US drug supply chain alternative to China might run through Canada, Latin America
- Centre for Strategic and International Studies panellists from Canada, Mexico, Brazil and Colombia discuss speeding pharmaceutical production and trade with US
- About 80 per cent of all fine chemicals come from China, according to one estimate, leading to a medical supply chain vulnerability
Representatives of Canada and three Latin American nations said on Tuesday that they welcomed US efforts to reduce its dependence on China for pharmaceuticals by building supply chain alternatives with them.
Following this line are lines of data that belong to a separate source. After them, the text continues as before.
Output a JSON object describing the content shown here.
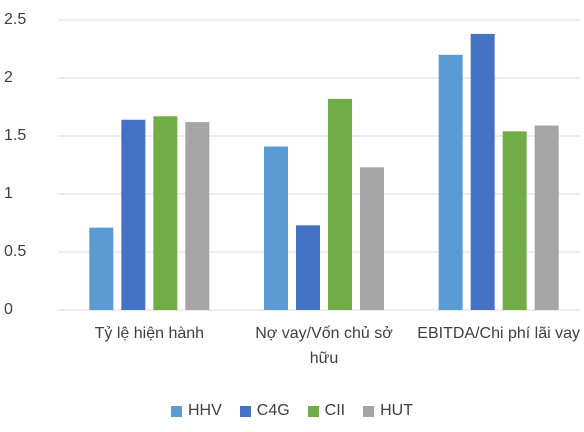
{
  "chart_data": {
    "type": "bar",
    "categories": [
      "Tỷ lệ hiện hành",
      "Nợ vay/Vốn chủ sở hữu",
      "EBITDA/Chi phí lãi vay"
    ],
    "series": [
      {
        "name": "HHV",
        "color": "#5b9bd5",
        "values": [
          0.71,
          1.41,
          2.2
        ]
      },
      {
        "name": "C4G",
        "color": "#4472c4",
        "values": [
          1.64,
          0.73,
          2.38
        ]
      },
      {
        "name": "CII",
        "color": "#70ad47",
        "values": [
          1.67,
          1.82,
          1.54
        ]
      },
      {
        "name": "HUT",
        "color": "#a5a5a5",
        "values": [
          1.62,
          1.23,
          1.59
        ]
      }
    ],
    "ylim": [
      0,
      2.5
    ],
    "yticks": [
      0,
      0.5,
      1,
      1.5,
      2,
      2.5
    ],
    "grid": true,
    "legend": "bottom"
  }
}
Canadian authorities are working with US counterparts on “regulatory cooperation and flexibility, which is going to limit undue regulatory barriers in pharmaceutical trade”, John Layton, trade counsellor at Ottawa’s US embassy, said at a virtual panel discussion held by the Centre for Strategic and International Studies (CSIS).
Carlos De Costa of Brazil’s Washington embassy noted that Brasilia had set up “special economic zones” to encourage investment in pharmaceutical plants, among others, “without any kind of economic complexity, without any kind of taxes, to supply the whole world”.
De Costa, the head of the embassy’s economic division, said that US President Joe Biden’s recent proposed economic partnership with Latin America could further bolster such trade.
“I was … impressed by how President Biden at the Summit of the Americas has stressed the importance of our working together for joint prosperity and for resilience in the supply chain,” he said.